Le pape François, tout au long de son pontificat, n’a cessé d’insister sur la miséricorde divine. Certes, ses prédécesseurs partageaient la même conviction, comme l’attestent leurs encycliques. Mais lui avait suivi sa voie singulière afin d’en faire le cœur même de son enseignement. Il se demandait si, à la suite de la Réforme du XVIe siècle, on n’avait pas été enclin à insister sur la justice de Dieu. Le mot miséricorde, en latin, associe le cœur et les pauvres d’ici-bas. Ce qui renvoie au mystère même du Dieu qui s’est offert pour le Salut de l’humanité.
Devenir des îles de miséricorde
Biographe du pape, Austen Ivereigh reprend l’expression d’« Église samaritaine » comme la plus proche de l’intention de manifester au monde l’amour que Dieu lui porte : « Faire l’expérience de Dieu en tant que misericordia, c’est entrer dans la vie de Dieu et comprendre la Révélation de Jésus. Le mot miséricorde apparaît 32 fois dans Evangelii gaudium, qui appelle les paroisses et les communautés à devenir des îles de miséricorde au milieu de la mer de l’indifférence. »
Ivereigh rappelle également que, dans les années 1970, le Père Bergoglio avait eu un désaccord important avec les tenants d’une certaine théologie de la libération, et même certains confrères de la Compagnie, qui mettaient en avant le préalable de la justice sociale. Il est vrai qu’à l’époque, tout un courant progressiste était marqué par une inspiration marxiste-léniniste qui ne pouvait concevoir la Révolution autrement que par l’acquisition de la justice absolue au-delà des aliénations et des injustices capitalistes. Cela n’allait pas sans la violence.

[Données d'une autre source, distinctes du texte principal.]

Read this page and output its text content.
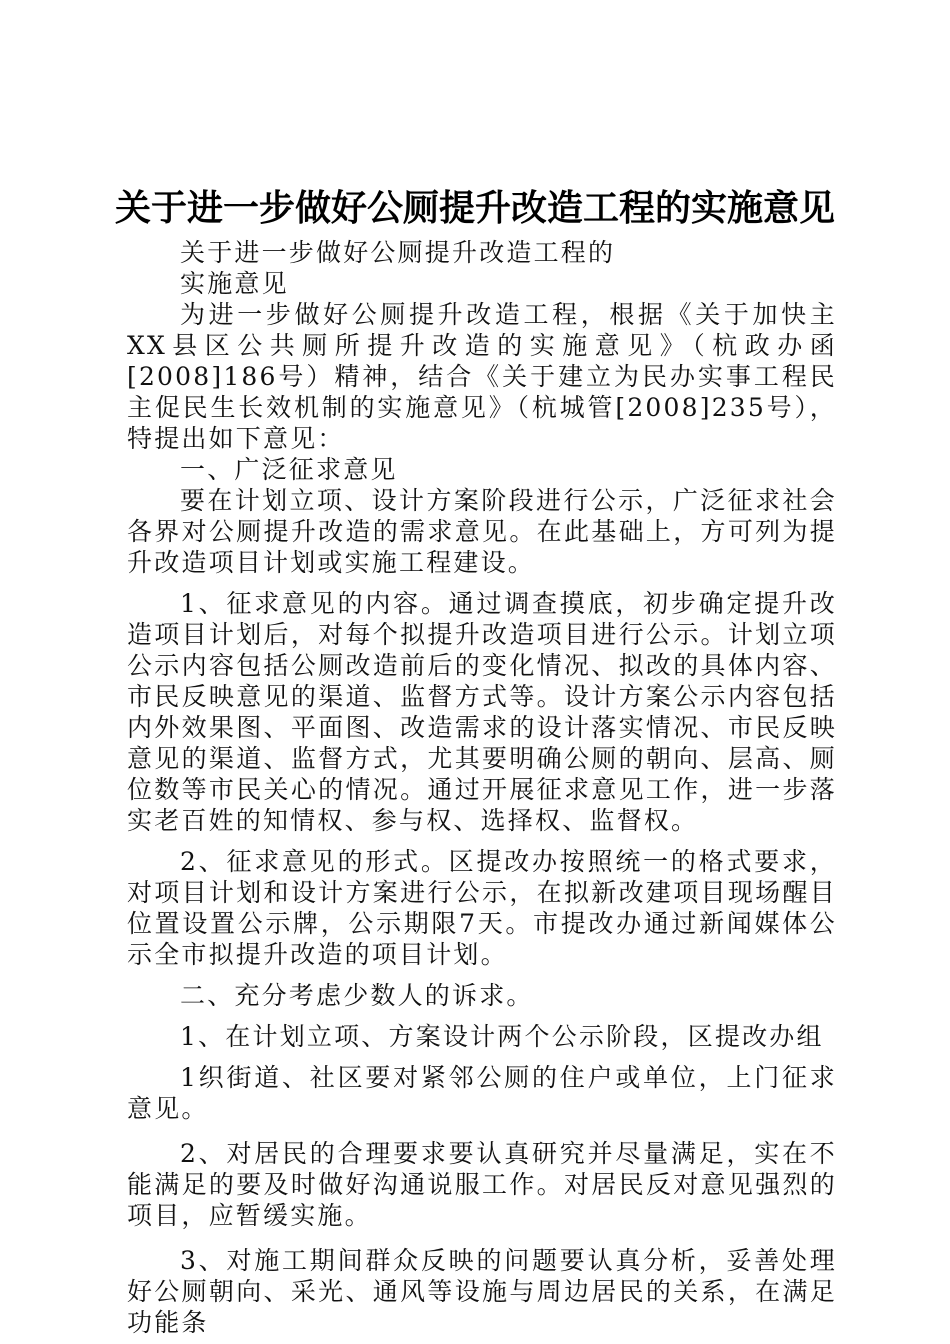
关于进一步做好公厕提升改造工程的实施意见

关于进一步做好公厕提升改造工程的

实施意见

为进一步做好公厕提升改造工程，根据《关于加快主XX县区公共厕所提升改造的实施意见》（杭政办函[2008]186号）精神，结合《关于建立为民办实事工程民主促民生长效机制的实施意见》（杭城管[2008]235号），特提出如下意见：

一、广泛征求意见

要在计划立项、设计方案阶段进行公示，广泛征求社会各界对公厕提升改造的需求意见。在此基础上，方可列为提升改造项目计划或实施工程建设。

1、征求意见的内容。通过调查摸底，初步确定提升改造项目计划后，对每个拟提升改造项目进行公示。计划立项公示内容包括公厕改造前后的变化情况、拟改的具体内容、市民反映意见的渠道、监督方式等。设计方案公示内容包括内外效果图、平面图、改造需求的设计落实情况、市民反映意见的渠道、监督方式，尤其要明确公厕的朝向、层高、厕位数等市民关心的情况。通过开展征求意见工作，进一步落实老百姓的知情权、参与权、选择权、监督权。

2、征求意见的形式。区提改办按照统一的格式要求，对项目计划和设计方案进行公示，在拟新改建项目现场醒目位置设置公示牌，公示期限7天。市提改办通过新闻媒体公示全市拟提升改造的项目计划。

二、充分考虑少数人的诉求。

1、在计划立项、方案设计两个公示阶段，区提改办组

1织街道、社区要对紧邻公厕的住户或单位，上门征求意见。

2、对居民的合理要求要认真研究并尽量满足，实在不能满足的要及时做好沟通说服工作。对居民反对意见强烈的项目，应暂缓实施。

3、对施工期间群众反映的问题要认真分析，妥善处理好公厕朝向、采光、通风等设施与周边居民的关系，在满足功能条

Bergoglio s’oppose résolument à un tel blocage idéologique, en insistant sur le message évangélique de conversion du cœur, de service du prochain et d’abord des pauvres. C’est pourquoi le pape François voudra toujours manifester cette proximité aux blessés de la vie, en allant visiter les lieux de souffrance : prisons, centres de désintoxication, maisons de retraite, centres d’accueil pour personnes handicapées. Comment oublier que le Jeudi saint dernier, alors qu’il était dans un état d’extrême faiblesse, il a encore voulu rendre visite à une prison de Rome ?
Spiritualité française
On a beaucoup prétendu que François n’aimait pas la France et que c’est pour cela qu’il n’avait jamais admis de venir officiellement dans notre pays. Ses visites à Strasbourg, Marseille et Ajaccio étant liées à des occasions particulières. Mais on oublie un peu vite la part considérable qu’il a reçue de la spiritualité française.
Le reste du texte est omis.